Supply chains are as old as commerce, but today, supply chain operations are evolving at an unprecedented clip. Modern supply chains are incredibly dynamic. Processes that used to be essentially linear (plan, buy, make, move) are now intertwined and circular. That means flexibility, agility and responsiveness in supply chain planning are more important than ever before.
The most critical barriers to streamlining supply chain planning and optimizing operations is the inability to dynamically adjust and execute plans in response to changing market conditions. The ability to sense shifts in demand and respond on a near-real-time basis is critical, and that requires next-generation technologies that connect people with data.
As 2018 unfolds, processes developed for linear supply chain operations will increasingly be replaced by connected planning processes that enable dynamic decision-making. This approach will allow organizations to account for factors like profitability when making decisions. New governance models and fresh takes on leadership will also be required.
Here are some trends to monitor in 2018:
Artificial intelligence (AI) & machine learning (ML)
Supply chaining planning used to be driven by history-based forecasting, but the integration of AI and ML elements is poised to change that. AI and ML predictions will drive future supply chain operations, and AI/ML predictive models will transform many other business processes going forward.
Processes that AI/ML predictive models will transform in the coming years include demand sensing, shaping and orchestration as well as supply planning, dynamic AI-based pricing and new product introduction based on predictive market intelligence. Promotions management will also be AI/ML-driven, as will responses based on predictive disruptions in the supply chain.
Blockchain & other technologies
Blockchain capabilities have transformed collaboration across trading partner networks. As the coming year progresses, look for more users to adopt blockchain models to enable closer collaboration, cut banks out of the picture and leverage distributed ledgers and cryptocurrencies. Blockchain will also enable much tighter collaboration across supply chain planning and execution decisions.
Track and trace technologies are coming of age and will be leveraged in new ways in 2018. Started as an RFID movement a decade ago, these technologies now employ sensors and devices across machines and assets. The Internet of Things will make data pervasive across supply chains, where it will be consumed and analyzed by AL/ML engines and put to transformative purposes.
Retail performance is spotty, with some organizations thriving and others struggling, especially in the brick-and-mortar space. In 2018, retail organization supply chain managers will look for new paths to success.
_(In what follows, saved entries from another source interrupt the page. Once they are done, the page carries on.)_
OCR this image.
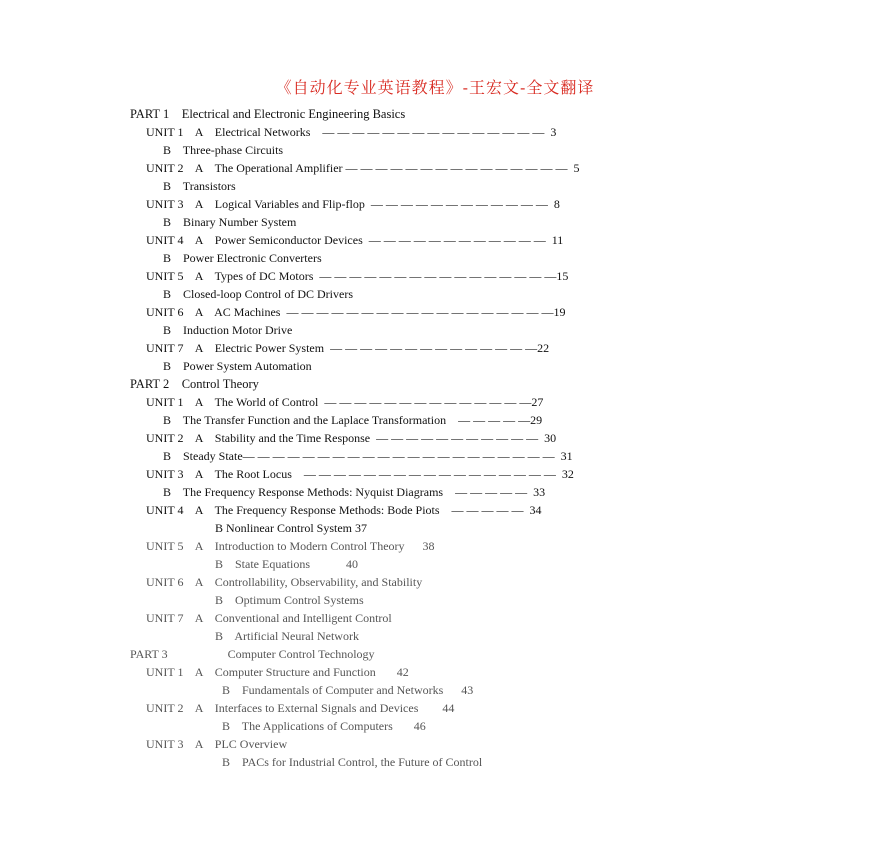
《自动化专业英语教程》-王宏文-全文翻译
PART 1    Electrical and Electronic Engineering Basics
UNIT 1    A    Electrical Networks    — — — — — — — — — — — — — — —  3
B    Three-phase Circuits
UNIT 2    A    The Operational Amplifier — — — — — — — — — — — — — — —  5
B    Transistors
UNIT 3    A    Logical Variables and Flip-flop  — — — — — — — — — — — —  8
B    Binary Number System
UNIT 4    A    Power Semiconductor Devices  — — — — — — — — — — — —  11
B    Power Electronic Converters
UNIT 5    A    Types of DC Motors  — — — — — — — — — — — — — — — —15
B    Closed-loop Control of DC Drivers
UNIT 6    A    AC Machines  — — — — — — — — — — — — — — — — — —19
B    Induction Motor Drive
UNIT 7    A    Electric Power System  — — — — — — — — — — — — — —22
B    Power System Automation
PART 2    Control Theory
UNIT 1    A    The World of Control  — — — — — — — — — — — — — —27
B    The Transfer Function and the Laplace Transformation    — — — — —29
UNIT 2    A    Stability and the Time Response  — — — — — — — — — — —  30
B    Steady State— — — — — — — — — — — — — — — — — — — — —  31
UNIT 3    A    The Root Locus    — — — — — — — — — — — — — — — — —  32
B    The Frequency Response Methods: Nyquist Diagrams    — — — — —  33
UNIT 4    A    The Frequency Response Methods: Bode Piots    — — — — —  34
B Nonlinear Control System 37
UNIT 5    A    Introduction to Modern Control Theory      38
B    State Equations            40
UNIT 6    A    Controllability, Observability, and Stability
B    Optimum Control Systems
UNIT 7    A    Conventional and Intelligent Control
B    Artificial Neural Network
PART 3                    Computer Control Technology
UNIT 1    A    Computer Structure and Function       42
B    Fundamentals of Computer and Networks      43
UNIT 2    A    Interfaces to External Signals and Devices        44
B    The Applications of Computers       46
UNIT 3    A    PLC Overview
B    PACs for Industrial Control, the Future of Control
The way forward is to create a new retail experience that offers customers value they can’t get when ordering goods online from retailers like Amazon.
Retailers can get an edge through better planning and execution practices in an omnichannel environment. Supply chain managers who place more emphasis on merchandise and assortment planning will put retailers in a better position to provide one-to-one marketing to consumers. In this way, brick-and-mortar operations can evolve from just a place to shop to a place that delivers a unique experience.
The transformed retail experience might encompass live inventory locations where goods are picked, packed and shipped. It might also include customer service centers where associates provide value-added services related to products. This omnichannel model will become more prevalent in 2018 and beyond.
Security needs and regulatory/market changes
High-profile hacking cases that compromise sensitive information for millions of people will continue in the coming year. With the proliferation of data and connected endpoints, companies will need to step up their security and privacy protection protocols in 2018.
New regulations to protect privacy will take effect in the coming year, such as GDPR, and that will affect company operations. Other factors like tax reform, Brexit, political instability, oil prices and resource availability will also require action across the enterprise, including the supply chain. Supply chain planners will need sophisticated modeling capabilities to plan for all scenarios.
As supply chains become more dynamic, supply chain managers are looking for new ways to take advantage of opportunities and overcome obstacles. New technologies are helping them meet these challenges with a connected planning approach that brings data together and puts more people into the decision-making process. In 2018 and beyond, look for these trends to play prominent roles in supply chain transformation.